Oceanographers have also criticized the Obama administration over its reluctance to force BP, the oil company responsible for the spill, to permit an accurate calculation of the flow rate from the undersea well. The company has refused to permit scientists to send equipment to the ocean floor that would establish the rate with high accuracy.
Ian MacDonald of Florida State University, an oceanographer who was among the first to question the official estimate of 210,000 gallons a day, said he had come to the conclusion that the oil company was bent on obstructing any accurate calculation. “They want to hide the body,” he said.
Andrew Gowers, a spokesman for BP, said this was not correct. Given the complex operations going on at the sea floor to try to stop the flow, “introducing more equipment into the immediate vicinity would represent an unacceptable risk,” he said.
Thad W. Allen, the Coast Guard admiral in charge of the response to the spill, said Wednesday evening that the government had decided to try to put equipment on the ocean floor to take accurate measurements. A technical team is at work devising a method, he said. “We are shoving pizzas under the door, and they are not coming out until they give us the answer,” he said.
Scientists have long theorized that a shallow spill and a spill in the deep ocean — this one is a mile down — would behave quite differently. A 2003 report by the National Research Council predicted that the oil in a deepwater blowout could break into fine droplets, forming plumes of oil mixed with water that would not quickly rise to the surface.
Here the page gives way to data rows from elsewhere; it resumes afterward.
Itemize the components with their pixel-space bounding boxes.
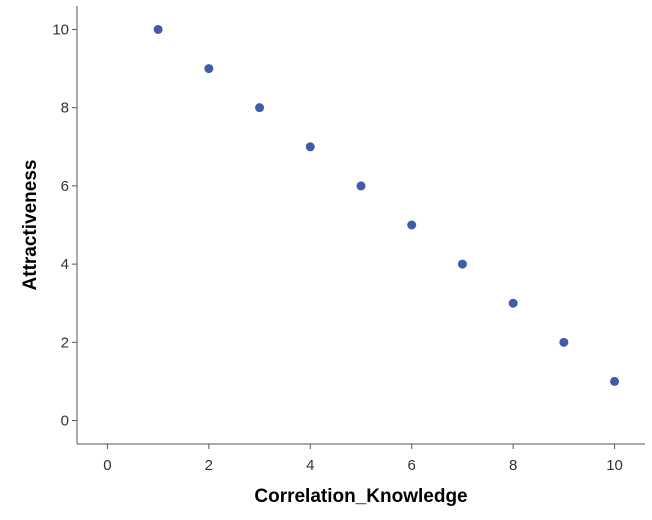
x-tick-label: 2 (205, 457, 213, 474)
y-ticks: 0 2 4 6 8 10 (52, 21, 77, 430)
x-tick-label: 4 (306, 457, 314, 474)
data-point (610, 376, 620, 386)
y-tick-label: 0 (61, 413, 69, 430)
y-tick-label: 4 (61, 256, 69, 273)
x-axis-title: Correlation_Knowledge (254, 486, 467, 507)
x-tick-label: 0 (103, 457, 111, 474)
data-point (305, 142, 315, 152)
x-ticks: 0 2 4 6 8 10 (103, 444, 623, 474)
data-point (508, 298, 518, 308)
data-point (457, 259, 467, 269)
x-tick-label: 10 (606, 457, 623, 474)
data-point (407, 220, 417, 230)
axes (76, 6, 645, 445)
y-tick-label: 10 (52, 21, 69, 38)
data-point (204, 64, 214, 74)
y-tick-label: 6 (61, 178, 69, 195)
x-tick-label: 8 (509, 457, 517, 474)
data-point (356, 181, 366, 191)
data-point (255, 103, 265, 113)
y-tick-label: 2 (61, 334, 69, 351)
data-points (153, 24, 620, 386)
data-point (153, 24, 163, 34)
y-axis-title: Attractiveness (20, 160, 41, 291)
data-point (559, 337, 569, 347)
x-tick-label: 6 (408, 457, 416, 474)
y-tick-label: 8 (61, 100, 69, 117)
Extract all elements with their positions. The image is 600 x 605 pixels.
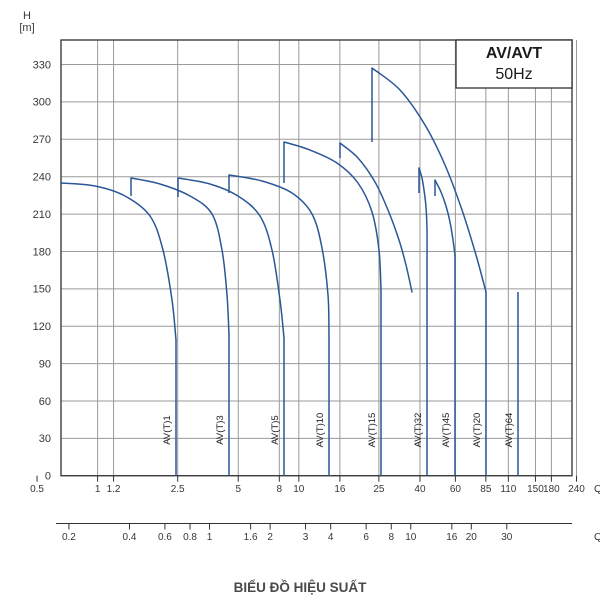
svg-text:330: 330 <box>33 59 51 71</box>
svg-text:120: 120 <box>33 321 51 333</box>
svg-text:0.5: 0.5 <box>30 484 44 495</box>
svg-text:1: 1 <box>207 532 213 543</box>
svg-text:10: 10 <box>405 532 417 543</box>
svg-text:0: 0 <box>45 471 51 483</box>
svg-text:8: 8 <box>388 532 394 543</box>
svg-text:0.6: 0.6 <box>158 532 172 543</box>
svg-text:AV(T)3: AV(T)3 <box>215 415 226 444</box>
svg-text:AV(T)5: AV(T)5 <box>270 415 281 444</box>
svg-text:H: H <box>23 10 31 22</box>
svg-text:AV/AVT: AV/AVT <box>486 45 543 62</box>
svg-text:0.8: 0.8 <box>183 532 197 543</box>
svg-text:3: 3 <box>303 532 309 543</box>
svg-text:1: 1 <box>95 484 101 495</box>
svg-text:AV(T)20: AV(T)20 <box>472 413 483 448</box>
svg-text:10: 10 <box>293 484 305 495</box>
svg-text:1.6: 1.6 <box>244 532 258 543</box>
svg-text:30: 30 <box>501 532 513 543</box>
svg-text:25: 25 <box>373 484 385 495</box>
svg-text:AV(T)32: AV(T)32 <box>413 413 424 448</box>
svg-text:30: 30 <box>39 433 51 445</box>
svg-text:Q[l/s]: Q[l/s] <box>594 531 600 543</box>
svg-text:150: 150 <box>33 284 51 296</box>
svg-text:60: 60 <box>39 396 51 408</box>
svg-text:110: 110 <box>500 484 516 495</box>
svg-text:6: 6 <box>363 532 369 543</box>
svg-text:0.2: 0.2 <box>62 532 76 543</box>
svg-text:2.5: 2.5 <box>171 484 185 495</box>
svg-text:AV(T)45: AV(T)45 <box>441 413 452 448</box>
svg-text:60: 60 <box>450 484 462 495</box>
svg-text:4: 4 <box>328 532 334 543</box>
svg-text:1.2: 1.2 <box>107 484 121 495</box>
svg-text:BIỂU ĐỒ HIỆU SUẤT: BIỂU ĐỒ HIỆU SUẤT <box>234 580 368 595</box>
svg-text:50Hz: 50Hz <box>495 66 532 83</box>
svg-text:270: 270 <box>33 134 51 146</box>
svg-text:16: 16 <box>334 484 346 495</box>
svg-text:5: 5 <box>235 484 241 495</box>
svg-text:Q[m: Q[m <box>594 483 600 495</box>
svg-text:AV(T)64: AV(T)64 <box>504 413 515 448</box>
svg-text:180: 180 <box>543 484 560 495</box>
svg-text:180: 180 <box>33 246 51 258</box>
svg-text:20: 20 <box>466 532 478 543</box>
svg-text:2: 2 <box>267 532 273 543</box>
svg-text:AV(T)15: AV(T)15 <box>367 413 378 448</box>
svg-text:0.4: 0.4 <box>123 532 137 543</box>
svg-text:300: 300 <box>33 97 51 109</box>
svg-text:AV(T)1: AV(T)1 <box>162 415 173 444</box>
svg-text:240: 240 <box>568 484 585 495</box>
svg-text:40: 40 <box>414 484 426 495</box>
svg-text:240: 240 <box>33 171 51 183</box>
svg-text:16: 16 <box>446 532 458 543</box>
svg-text:[m]: [m] <box>19 22 34 34</box>
svg-text:90: 90 <box>39 358 51 370</box>
svg-text:150: 150 <box>527 484 544 495</box>
svg-text:8: 8 <box>277 484 283 495</box>
svg-text:AV(T)10: AV(T)10 <box>315 413 326 448</box>
svg-text:85: 85 <box>480 484 492 495</box>
svg-text:210: 210 <box>33 209 51 221</box>
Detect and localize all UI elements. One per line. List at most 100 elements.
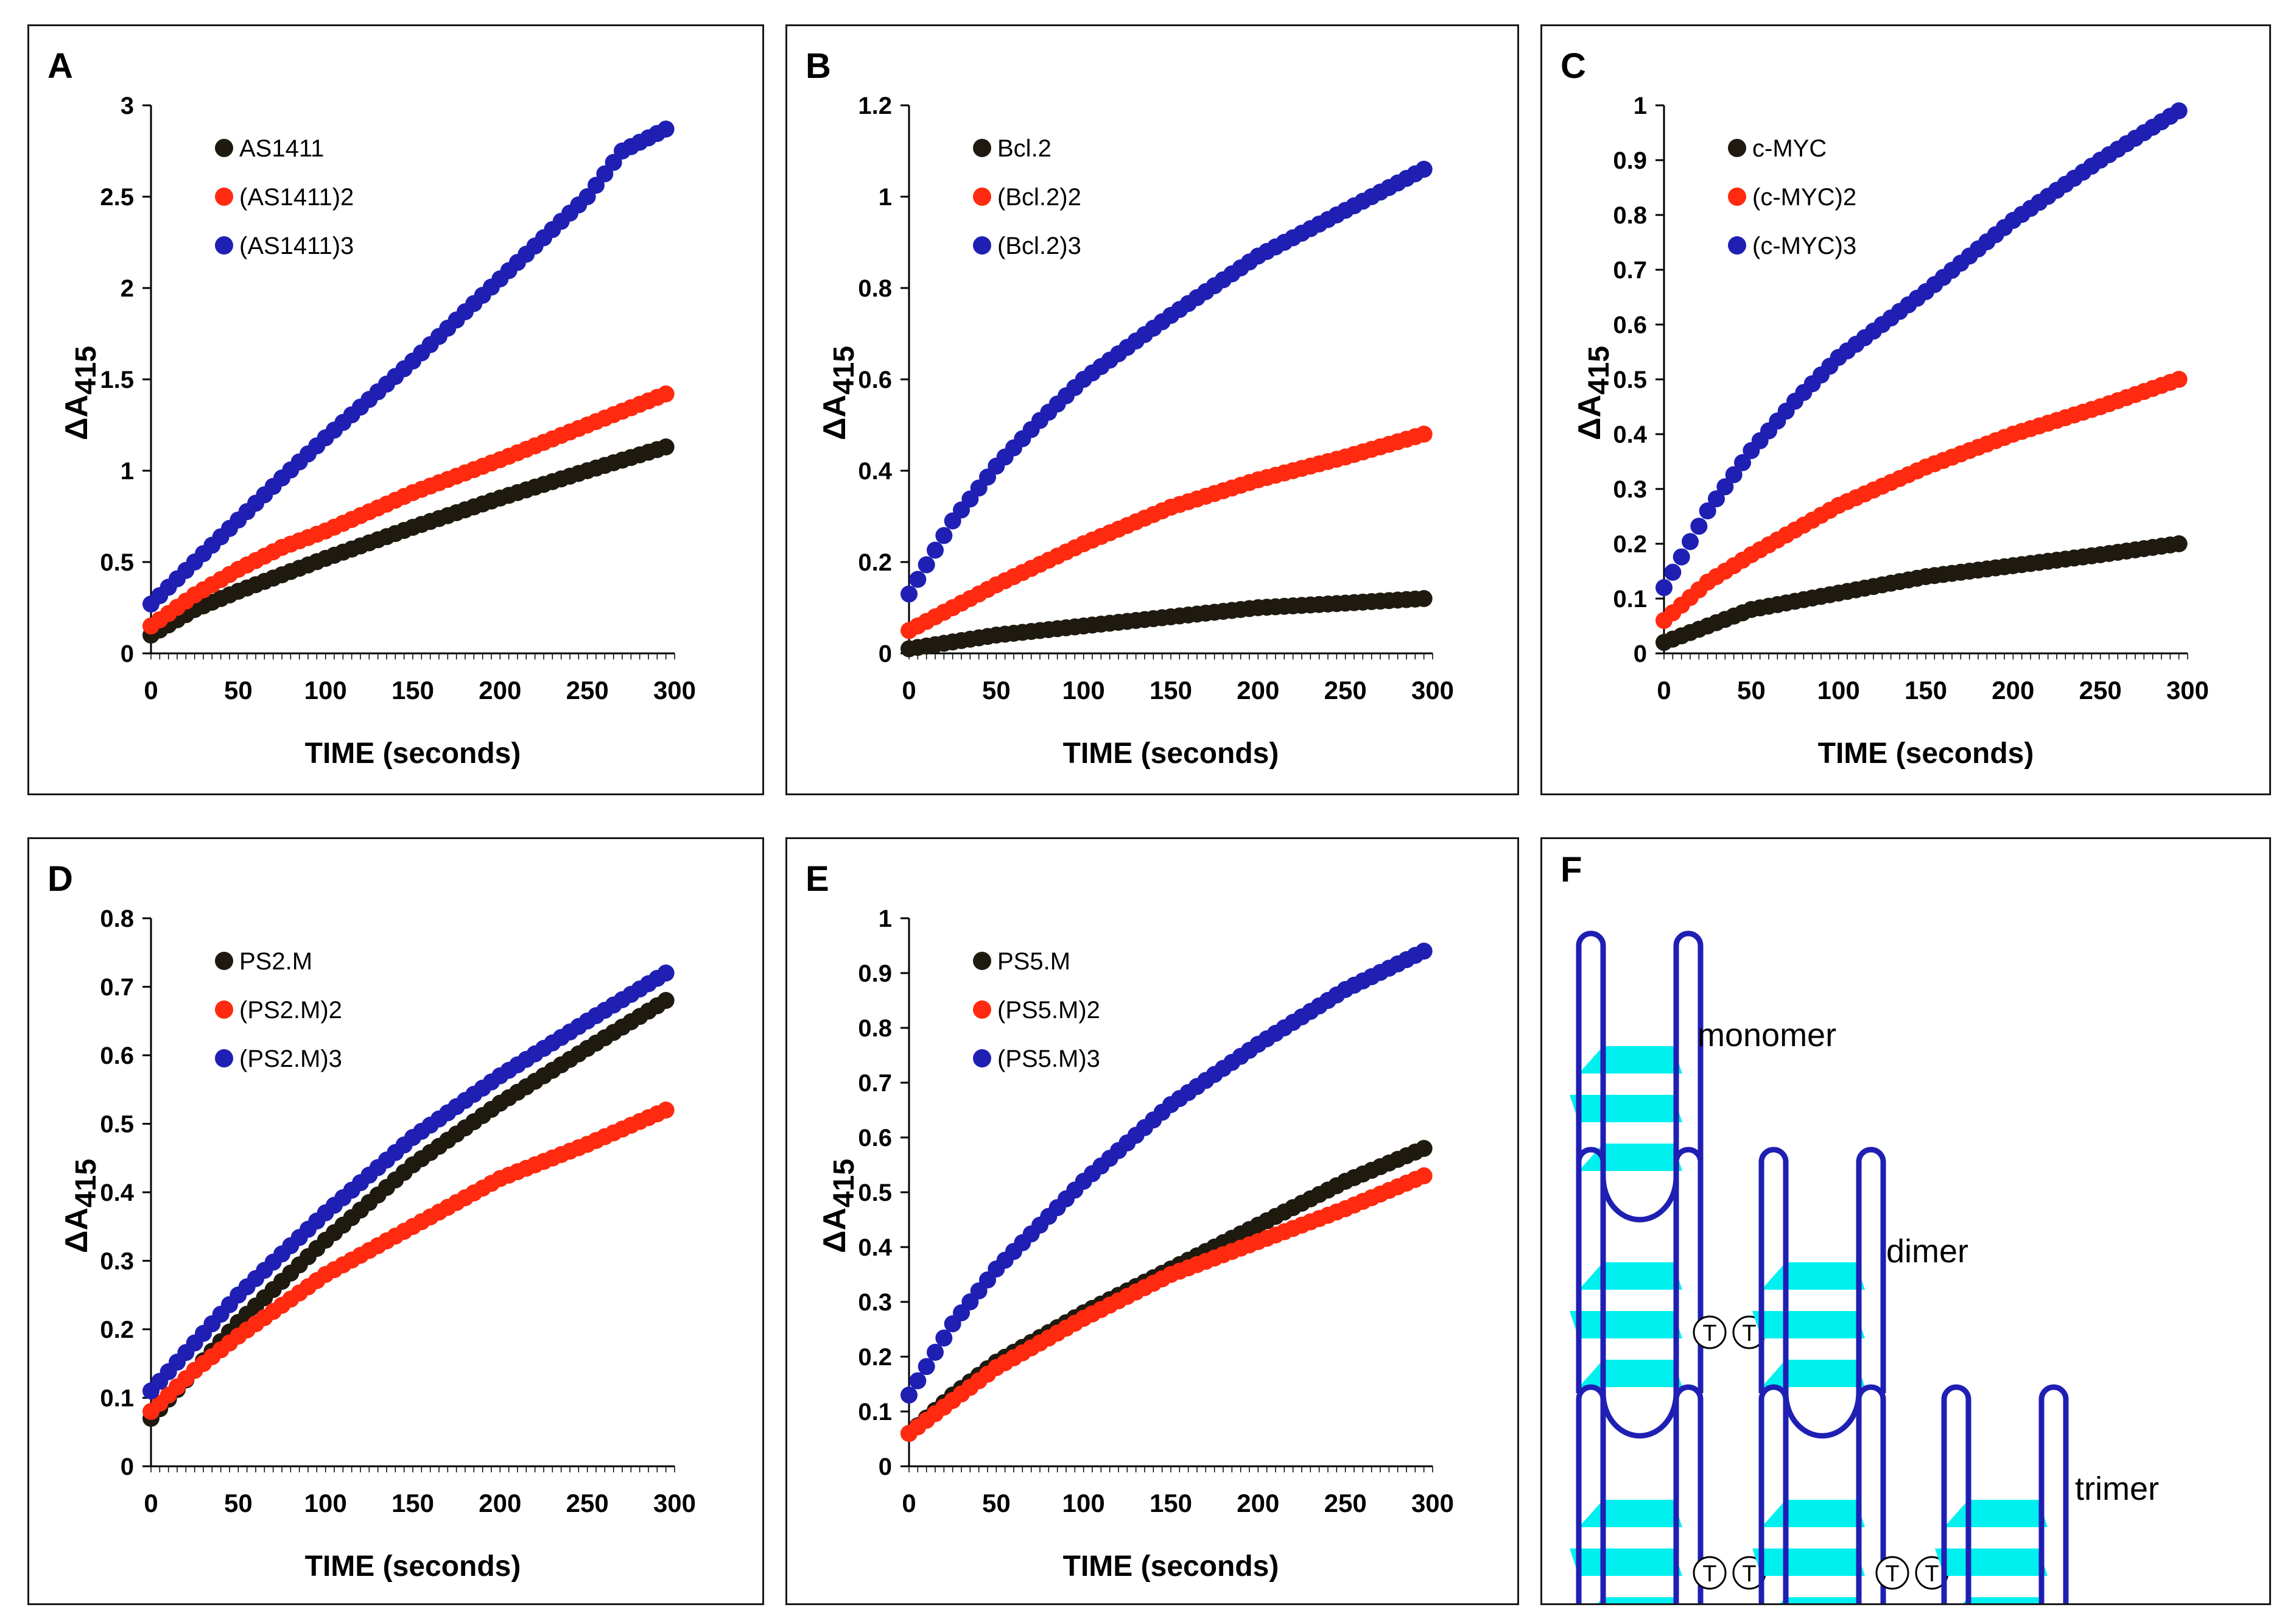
y-tick-label: 0.1	[100, 1385, 134, 1412]
y-tick-label: 0.9	[858, 960, 892, 987]
data-point	[909, 571, 927, 588]
y-tick-label: 0.1	[1613, 586, 1647, 613]
data-point	[1682, 533, 1699, 550]
legend-marker	[973, 139, 991, 157]
x-tick-label: 150	[391, 1489, 434, 1517]
x-tick-label: 250	[2079, 676, 2122, 705]
data-point	[1690, 518, 1708, 535]
x-axis-title: TIME (seconds)	[305, 737, 521, 770]
panel-b: B 0 50 100 150 200 250 300 0 0.2 0.4 0.6 0.8 1 1.2 TIME…	[785, 24, 1519, 795]
y-tick-label: 1	[879, 184, 892, 211]
legend-label: (AS1411)3	[239, 233, 354, 259]
panel-letter: A	[47, 46, 73, 86]
data-point	[935, 527, 953, 544]
y-tick-label: 0	[1634, 641, 1647, 667]
monomer-structure	[1570, 930, 1704, 1223]
y-tick-label: 1	[1634, 93, 1647, 119]
y-tick-label: 0.7	[858, 1070, 892, 1097]
x-tick-label: 200	[1237, 676, 1279, 705]
legend-label: (c-MYC)2	[1752, 184, 1856, 211]
series-3	[900, 161, 1433, 603]
panel-e: E 0 50 100 150 200 250 300 0 0.1 0.2 0.3 0.4 0.5 0.6 0.…	[785, 837, 1519, 1605]
y-tick-label: 0.2	[858, 1344, 892, 1371]
x-tick-label: 100	[1062, 1489, 1105, 1517]
x-tick-label: 300	[653, 1489, 696, 1517]
y-tick-label: 0.6	[100, 1042, 134, 1069]
legend-marker	[973, 188, 991, 206]
series-2	[900, 426, 1433, 639]
strand-backbone	[1758, 1384, 1886, 1603]
x-tick-label: 0	[902, 676, 916, 705]
x-axis-title: TIME (seconds)	[1063, 737, 1279, 770]
data-point	[2170, 535, 2188, 552]
chart-a: A 0 50 100 150 200 250 300 0 0.5 1 1.5 2 2.5 3 TIME (se…	[47, 46, 696, 770]
trimer-label: trimer	[2075, 1471, 2159, 1507]
legend-label: (Bcl.2)2	[997, 184, 1081, 211]
data-point	[1415, 426, 1433, 443]
data-point	[657, 121, 675, 138]
y-axis-title: ΔA415	[59, 346, 102, 440]
x-tick-label: 300	[1411, 676, 1454, 705]
legend-marker	[215, 1049, 233, 1067]
x-tick-label: 0	[144, 1489, 158, 1517]
g-quartet	[1761, 1262, 1865, 1290]
y-tick-label: 0	[879, 1454, 892, 1480]
x-tick-label: 200	[1237, 1489, 1279, 1517]
g-quartet	[1598, 1597, 1676, 1603]
g-quartet	[1579, 1262, 1682, 1290]
strand-backbone	[1941, 1384, 2069, 1603]
g-quartet	[1761, 1500, 1865, 1527]
series-3	[142, 965, 675, 1400]
y-tick-label: 0.3	[100, 1248, 134, 1275]
y-tick-label: 0.2	[858, 549, 892, 576]
y-tick-label: 0.4	[1613, 421, 1647, 448]
x-tick-label: 200	[479, 1489, 521, 1517]
y-tick-label: 1.2	[858, 93, 892, 119]
y-tick-label: 0.8	[858, 1015, 892, 1042]
legend-label: c-MYC	[1752, 135, 1827, 162]
legend-marker	[973, 1000, 991, 1019]
data-point	[1415, 590, 1433, 607]
x-tick-label: 100	[1817, 676, 1860, 705]
x-tick-label: 300	[2166, 676, 2209, 705]
legend-label: (Bcl.2)3	[997, 233, 1081, 259]
chart-b: B 0 50 100 150 200 250 300 0 0.2 0.4 0.6 0.8 1 1.2 TIME…	[806, 46, 1454, 770]
g-quartet	[1579, 1500, 1682, 1527]
linker-circle	[1693, 1556, 1727, 1590]
x-tick-label: 50	[982, 1489, 1011, 1517]
y-tick-label: 0.5	[100, 549, 134, 576]
panel-d: D 0 50 100 150 200 250 300 0 0.1 0.2 0.3 0.4 0.5 0.6 0.…	[27, 837, 764, 1605]
panel-letter: F	[1561, 850, 1582, 890]
y-tick-label: 0.4	[100, 1179, 134, 1206]
data-point	[900, 585, 918, 603]
data-point	[1415, 943, 1433, 960]
x-tick-label: 50	[224, 676, 253, 705]
y-tick-label: 0.8	[858, 275, 892, 302]
x-tick-label: 50	[1737, 676, 1766, 705]
strand-backbone	[1758, 1147, 1886, 1439]
legend-marker	[1728, 139, 1746, 157]
series-2	[142, 1102, 675, 1420]
data-point	[1734, 454, 1751, 471]
x-tick-label: 150	[1150, 676, 1192, 705]
data-point	[1725, 466, 1743, 483]
chart-c: C 0 50 100 150 200 250 300 0 0.1 0.2 0.3 0.4 0.5 0.6 0.…	[1561, 46, 2209, 770]
panel-a: A 0 50 100 150 200 250 300 0 0.5 1 1.5 2 2.5 3 TIME (se…	[27, 24, 764, 795]
linker-label: T	[1702, 1561, 1716, 1587]
strand-backbone	[1576, 1147, 1704, 1439]
x-tick-label: 0	[902, 1489, 916, 1517]
y-axis-title: ΔA415	[817, 1159, 860, 1253]
y-tick-label: 0.5	[858, 1179, 892, 1206]
legend-marker	[1728, 188, 1746, 206]
y-tick-label: 0.3	[858, 1289, 892, 1316]
chart-d: D 0 50 100 150 200 250 300 0 0.1 0.2 0.3 0.4 0.5 0.6 0.…	[47, 859, 696, 1583]
panel-c: C 0 50 100 150 200 250 300 0 0.1 0.2 0.3 0.4 0.5 0.6 0.…	[1540, 24, 2271, 795]
y-tick-label: 0.2	[1613, 531, 1647, 558]
g-quartet	[1752, 1548, 1865, 1576]
linker-label: T	[1925, 1561, 1939, 1587]
legend-label: AS1411	[239, 135, 324, 162]
legend-marker	[215, 236, 233, 255]
series-2	[142, 385, 675, 634]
That prediction appeared to be confirmed Saturday when the researchers aboard the Pelican reported that they had detected immense plumes that they believed were made of oil particles. The results were not final, and came as a surprise to the government. They raise a major concern, that sea life in concentrated areas could be exposed to a heavy load of toxic materials as the plumes drift through the sea.
Under scrutiny from NOAA, the researchers have retreated to their laboratories to finish their analysis.
In an interview, Dr. Lubchenco said she was mobilizing every possible NOAA asset to get a more accurate picture of the environmental damage, and was even in the process of hiring fishing vessels to do some scientific work.
“Our intention is to deploy every single thing we’ve got,” Dr. Lubchenco said. “If it’s not in the region, we’re bringing it there.”